Fig. 1. Summary of t statistics at 18 published peaks. Peaks have m/z values as indicated in the text. The t statistics represent the difference in spectral intensity between cancer and unaffected spectra for the 18 reported m/z values. Solid line = t statistic values from the first dataset; dashed line = t statistic values from the second dataset. The magnitude and sign of the t statistics correspond to the relative protein expression of cancer and normal spectra for the two datasets; a change in sign indicates that the average spectral intensity at that m/z value was greater in cancer spectra for one dataset and for control spectra in the other.

 
Results of simulations (Fig. 2) using the nearest neighbor method, as described by Zhu et al. (5), showed lower accuracy than was reported in that publication. In 893 of 1000 simulations using the published pattern derived from the first dataset, all 253 spectra were classified as cancer. This corresponds to a test with 100% sensitivity but 0% specificity.

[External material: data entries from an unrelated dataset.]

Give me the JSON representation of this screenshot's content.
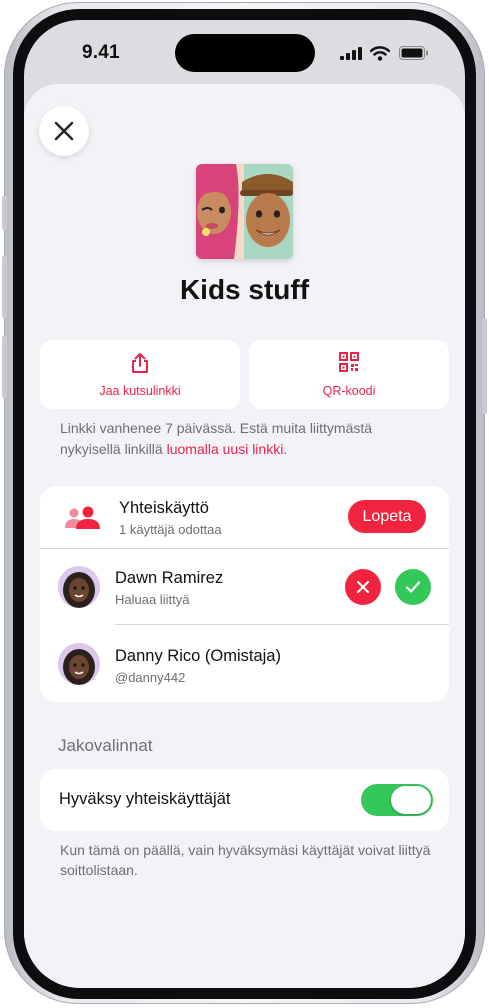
{
  "status_bar": {
    "time": "9.41"
  },
  "playlist": {
    "title": "Kids stuff"
  },
  "actions": {
    "share_link_label": "Jaa kutsulinkki",
    "qr_label": "QR-koodi"
  },
  "link_note": {
    "text": "Linkki vanhenee 7 päivässä. Estä muita liittymästä nykyisellä linkillä ",
    "link_text": "luomalla uusi linkki",
    "suffix": "."
  },
  "collaboration": {
    "title": "Yhteiskäyttö",
    "subtitle": "1 käyttäjä odottaa",
    "stop_label": "Lopeta",
    "members": [
      {
        "name": "Dawn Ramirez",
        "status": "Haluaa liittyä"
      },
      {
        "name": "Danny Rico (Omistaja)",
        "status": "@danny442"
      }
    ]
  },
  "share_options": {
    "header": "Jakovalinnat",
    "approve_label": "Hyväksy yhteiskäyttäjät",
    "approve_on": true,
    "footnote": "Kun tämä on päällä, vain hyväksymäsi käyttäjät voivat liittyä soittolistaan."
  },
  "colors": {
    "accent": "#e8244d",
    "stop": "#f0243f",
    "decline": "#f0243f",
    "accept": "#34c759",
    "toggle_on": "#34c759"
  },
  "icons": {
    "close": "close-icon",
    "share": "share-icon",
    "qr": "qr-code-icon",
    "people": "people-icon",
    "decline": "x-icon",
    "accept": "checkmark-icon"
  }
}
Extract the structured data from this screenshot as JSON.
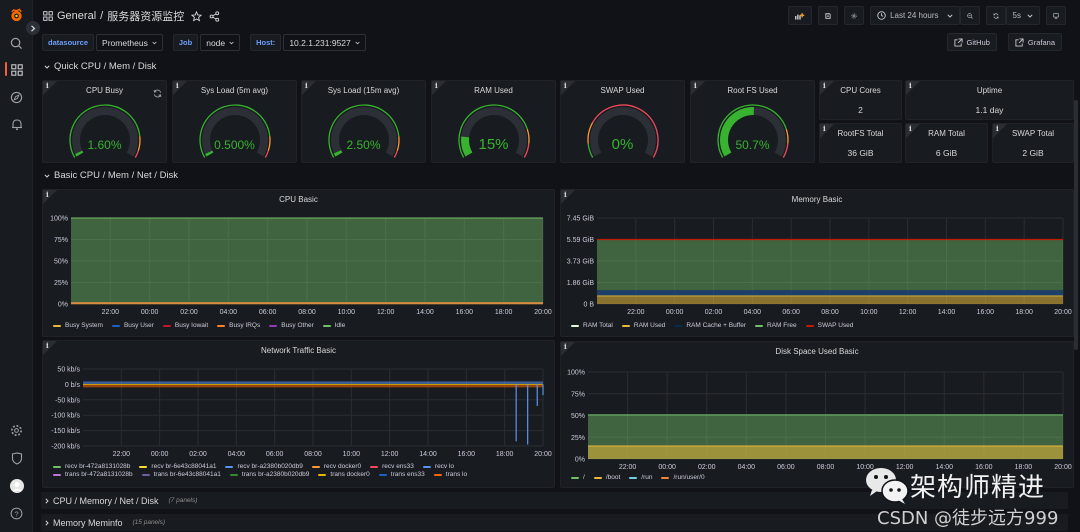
{
  "sidebar": {
    "top_icons": [
      "grafana-logo-icon",
      "search-icon",
      "dashboards-icon",
      "explore-icon",
      "alerting-icon"
    ],
    "bottom_icons": [
      "configuration-icon",
      "server-admin-icon",
      "user-avatar",
      "help-icon"
    ],
    "active": "dashboards-icon"
  },
  "header": {
    "folder": "General",
    "separator": "/",
    "title": "服务器资源监控",
    "time_range": "Last 24 hours",
    "refresh_interval": "5s"
  },
  "variables": [
    {
      "label": "datasource",
      "value": "Prometheus"
    },
    {
      "label": "Job",
      "value": "node"
    },
    {
      "label": "Host:",
      "value": "10.2.1.231:9527"
    }
  ],
  "links": [
    {
      "label": "GitHub"
    },
    {
      "label": "Grafana"
    }
  ],
  "rows": {
    "quick": "Quick CPU / Mem / Disk",
    "basic": "Basic CPU / Mem / Net / Disk",
    "collapsed": [
      {
        "title": "CPU / Memory / Net / Disk",
        "count": "(7 panels)"
      },
      {
        "title": "Memory Meminfo",
        "count": "(15 panels)"
      }
    ]
  },
  "gauges": [
    {
      "title": "CPU Busy",
      "value_text": "1.60%",
      "fraction": 0.016,
      "thresholds": [
        0.85,
        0.95
      ],
      "big": false
    },
    {
      "title": "Sys Load (5m avg)",
      "value_text": "0.500%",
      "fraction": 0.005,
      "thresholds": [
        0.85,
        0.95
      ],
      "big": false
    },
    {
      "title": "Sys Load (15m avg)",
      "value_text": "2.50%",
      "fraction": 0.025,
      "thresholds": [
        0.85,
        0.95
      ],
      "big": false
    },
    {
      "title": "RAM Used",
      "value_text": "15%",
      "fraction": 0.15,
      "thresholds": [
        0.8,
        0.9
      ],
      "big": true
    },
    {
      "title": "SWAP Used",
      "value_text": "0%",
      "fraction": 0.0,
      "thresholds": [
        0.1,
        0.25
      ],
      "big": true
    },
    {
      "title": "Root FS Used",
      "value_text": "50.7%",
      "fraction": 0.507,
      "thresholds": [
        0.8,
        0.9
      ],
      "big": false
    }
  ],
  "stats": {
    "cpu_cores": {
      "title": "CPU Cores",
      "value": "2"
    },
    "uptime": {
      "title": "Uptime",
      "value": "1.1 day"
    },
    "rootfs_total": {
      "title": "RootFS Total",
      "value": "36 GiB"
    },
    "ram_total": {
      "title": "RAM Total",
      "value": "6 GiB"
    },
    "swap_total": {
      "title": "SWAP Total",
      "value": "2 GiB"
    }
  },
  "colors": {
    "gauge_green": "#37b32f",
    "gauge_orange": "#ff9830",
    "gauge_red": "#f2495c",
    "gauge_track": "#2c2f35"
  },
  "chart_data": [
    {
      "type": "area",
      "title": "CPU Basic",
      "x_ticks": [
        "22:00",
        "00:00",
        "02:00",
        "04:00",
        "06:00",
        "08:00",
        "10:00",
        "12:00",
        "14:00",
        "16:00",
        "18:00",
        "20:00"
      ],
      "y_ticks": [
        "100%",
        "75%",
        "50%",
        "25%",
        "0%"
      ],
      "ylim": [
        0,
        100
      ],
      "stacked": true,
      "series": [
        {
          "name": "Busy System",
          "color": "#eab839",
          "value": 0.5
        },
        {
          "name": "Busy User",
          "color": "#1f60c4",
          "value": 0.8
        },
        {
          "name": "Busy Iowait",
          "color": "#c4162a",
          "value": 0.1
        },
        {
          "name": "Busy IRQs",
          "color": "#ff7f27",
          "value": 0.1
        },
        {
          "name": "Busy Other",
          "color": "#8f3bb8",
          "value": 0.0
        },
        {
          "name": "Idle",
          "color": "#73bf69",
          "value": 98.5
        }
      ]
    },
    {
      "type": "area",
      "title": "Memory Basic",
      "x_ticks": [
        "22:00",
        "00:00",
        "02:00",
        "04:00",
        "06:00",
        "08:00",
        "10:00",
        "12:00",
        "14:00",
        "16:00",
        "18:00",
        "20:00"
      ],
      "y_ticks": [
        "7.45 GiB",
        "5.59 GiB",
        "3.73 GiB",
        "1.86 GiB",
        "0 B"
      ],
      "ylim": [
        0,
        7.45
      ],
      "series": [
        {
          "name": "RAM Total",
          "color": "#e0f9d7",
          "value": 5.59
        },
        {
          "name": "RAM Used",
          "color": "#eab839",
          "value": 0.7
        },
        {
          "name": "RAM Cache + Buffer",
          "color": "#052b51",
          "value": 0.5
        },
        {
          "name": "RAM Free",
          "color": "#73bf69",
          "value": 4.39
        },
        {
          "name": "SWAP Used",
          "color": "#bf1b00",
          "value": 0.0
        }
      ]
    },
    {
      "type": "line",
      "title": "Network Traffic Basic",
      "x_ticks": [
        "22:00",
        "00:00",
        "02:00",
        "04:00",
        "06:00",
        "08:00",
        "10:00",
        "12:00",
        "14:00",
        "16:00",
        "18:00",
        "20:00"
      ],
      "y_ticks": [
        "50 kb/s",
        "0 b/s",
        "-50 kb/s",
        "-100 kb/s",
        "-150 kb/s",
        "-200 kb/s"
      ],
      "ylim": [
        -200,
        50
      ],
      "spikes": [
        {
          "x_hour": 18.6,
          "value": -185
        },
        {
          "x_hour": 19.2,
          "value": -195
        },
        {
          "x_hour": 19.7,
          "value": -70
        },
        {
          "x_hour": 20.0,
          "value": -35
        }
      ],
      "series": [
        {
          "name": "recv br-472a8131028b",
          "color": "#73bf69"
        },
        {
          "name": "recv br-6e43c88041a1",
          "color": "#fade2a"
        },
        {
          "name": "recv br-a2380b020db9",
          "color": "#5794f2"
        },
        {
          "name": "recv docker0",
          "color": "#ff9830"
        },
        {
          "name": "recv ens33",
          "color": "#f2495c"
        },
        {
          "name": "recv lo",
          "color": "#5794f2"
        },
        {
          "name": "trans br-472a8131028b",
          "color": "#b877d9"
        },
        {
          "name": "trans br-6e43c88041a1",
          "color": "#705da0"
        },
        {
          "name": "trans br-a2380b020db9",
          "color": "#37872d"
        },
        {
          "name": "trans docker0",
          "color": "#e0b400"
        },
        {
          "name": "trans ens33",
          "color": "#1f60c4"
        },
        {
          "name": "trans lo",
          "color": "#fa6400"
        }
      ]
    },
    {
      "type": "area",
      "title": "Disk Space Used Basic",
      "x_ticks": [
        "22:00",
        "00:00",
        "02:00",
        "04:00",
        "06:00",
        "08:00",
        "10:00",
        "12:00",
        "14:00",
        "16:00",
        "18:00",
        "20:00"
      ],
      "y_ticks": [
        "100%",
        "75%",
        "50%",
        "25%",
        "0%"
      ],
      "ylim": [
        0,
        100
      ],
      "series": [
        {
          "name": "/",
          "color": "#73bf69",
          "value": 50.7
        },
        {
          "name": "/boot",
          "color": "#eab839",
          "value": 15
        },
        {
          "name": "/run",
          "color": "#6ed0e0",
          "value": 0.5
        },
        {
          "name": "/run/user/0",
          "color": "#ef843c",
          "value": 0
        }
      ]
    }
  ],
  "watermark": {
    "line1": "架构师精进",
    "line2": "CSDN @徒步远方999"
  }
}
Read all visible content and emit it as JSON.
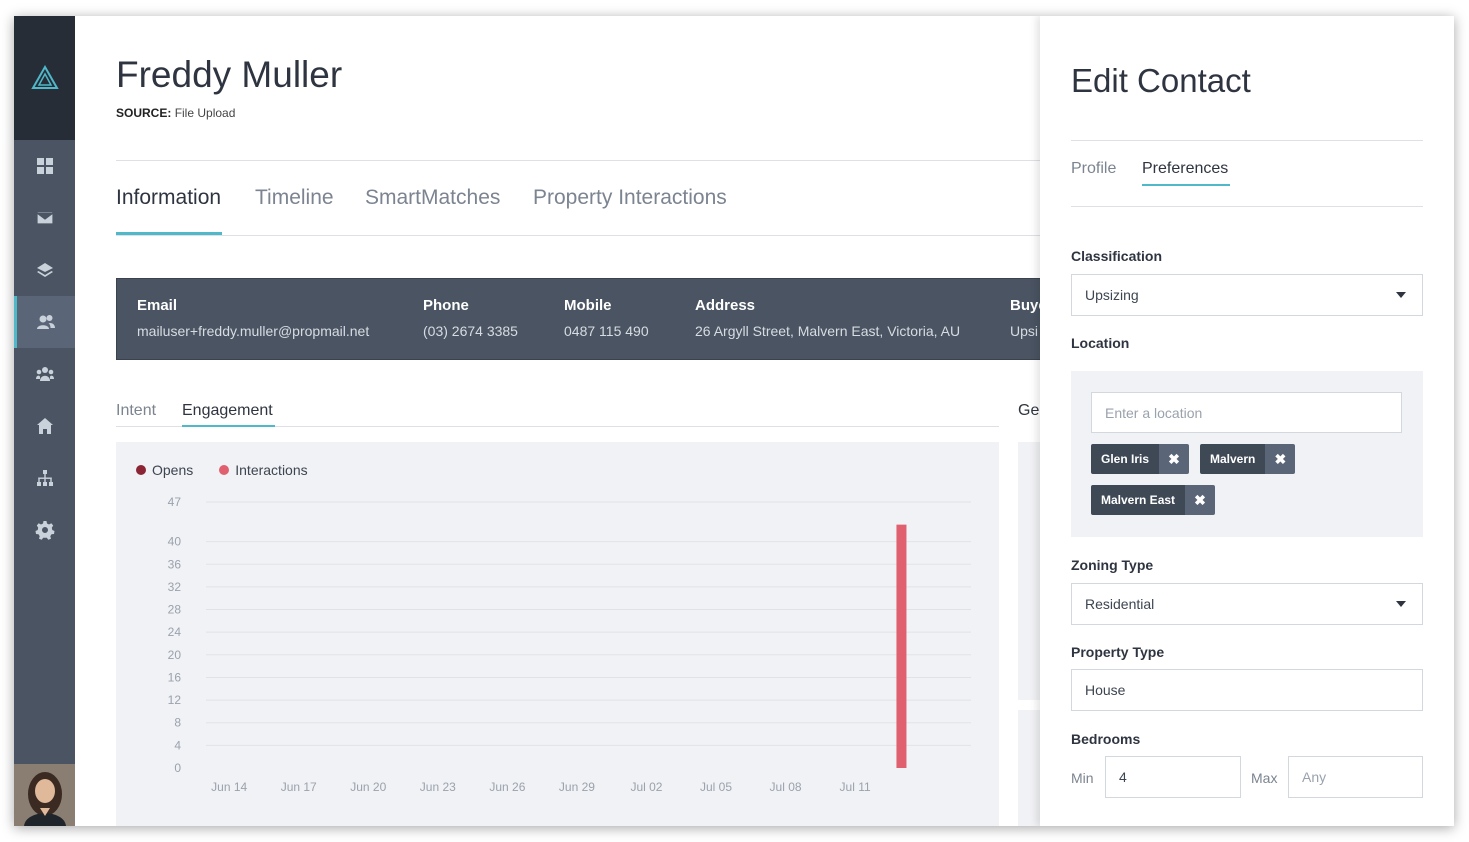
{
  "contact": {
    "name": "Freddy Muller",
    "source_label": "SOURCE:",
    "source_value": "File Upload"
  },
  "tabs": [
    {
      "label": "Information",
      "active": true
    },
    {
      "label": "Timeline"
    },
    {
      "label": "SmartMatches"
    },
    {
      "label": "Property Interactions"
    }
  ],
  "info": {
    "email": {
      "label": "Email",
      "value": "mailuser+freddy.muller@propmail.net"
    },
    "phone": {
      "label": "Phone",
      "value": "(03) 2674 3385"
    },
    "mobile": {
      "label": "Mobile",
      "value": "0487 115 490"
    },
    "address": {
      "label": "Address",
      "value": "26 Argyll Street, Malvern East, Victoria, AU"
    },
    "buyer": {
      "label": "Buye",
      "value": "Upsi"
    }
  },
  "subtabs": [
    {
      "label": "Intent"
    },
    {
      "label": "Engagement",
      "active": true
    }
  ],
  "side_heading": "Ge",
  "chart_data": {
    "type": "bar",
    "series": [
      {
        "name": "Opens",
        "color": "#8b2535",
        "values": [
          0
        ]
      },
      {
        "name": "Interactions",
        "color": "#e06070",
        "values": [
          43
        ]
      }
    ],
    "bars": [
      {
        "x": "Jul 13",
        "series": "Interactions",
        "value": 43
      }
    ],
    "yticks": [
      0,
      4,
      8,
      12,
      16,
      20,
      24,
      28,
      32,
      36,
      40,
      47
    ],
    "ylim": [
      0,
      47
    ],
    "xticks": [
      "Jun 14",
      "Jun 17",
      "Jun 20",
      "Jun 23",
      "Jun 26",
      "Jun 29",
      "Jul 02",
      "Jul 05",
      "Jul 08",
      "Jul 11"
    ],
    "xrange": [
      "Jun 13",
      "Jul 16"
    ],
    "grid": true,
    "legend_position": "top-left"
  },
  "panel": {
    "title": "Edit Contact",
    "tabs": [
      {
        "label": "Profile"
      },
      {
        "label": "Preferences",
        "active": true
      }
    ],
    "classification": {
      "label": "Classification",
      "value": "Upsizing"
    },
    "location": {
      "label": "Location",
      "placeholder": "Enter a location",
      "chips": [
        "Glen Iris",
        "Malvern",
        "Malvern East"
      ]
    },
    "zoning": {
      "label": "Zoning Type",
      "value": "Residential"
    },
    "property_type": {
      "label": "Property Type",
      "value": "House"
    },
    "bedrooms": {
      "label": "Bedrooms",
      "min_label": "Min",
      "min_value": "4",
      "max_label": "Max",
      "max_placeholder": "Any"
    }
  },
  "icons": {
    "remove_chip": "✖"
  },
  "colors": {
    "accent": "#4fb8c9",
    "sidebar": "#4a5462",
    "sidebar_dark": "#262d37",
    "opens": "#8b2535",
    "interactions": "#e06070"
  }
}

The highest overall accuracy observed (200 of the 253 spectra) was less than 80%. In 667 of 1000 simulations using patterns newly generated from random training sets, all 253 spectra were classified as control, and in another 218 of the 1000 simulations, all 253 spectra were classified as cancer. The highest overall accuracy observed (172 of the 253 spectra) was less than 70%.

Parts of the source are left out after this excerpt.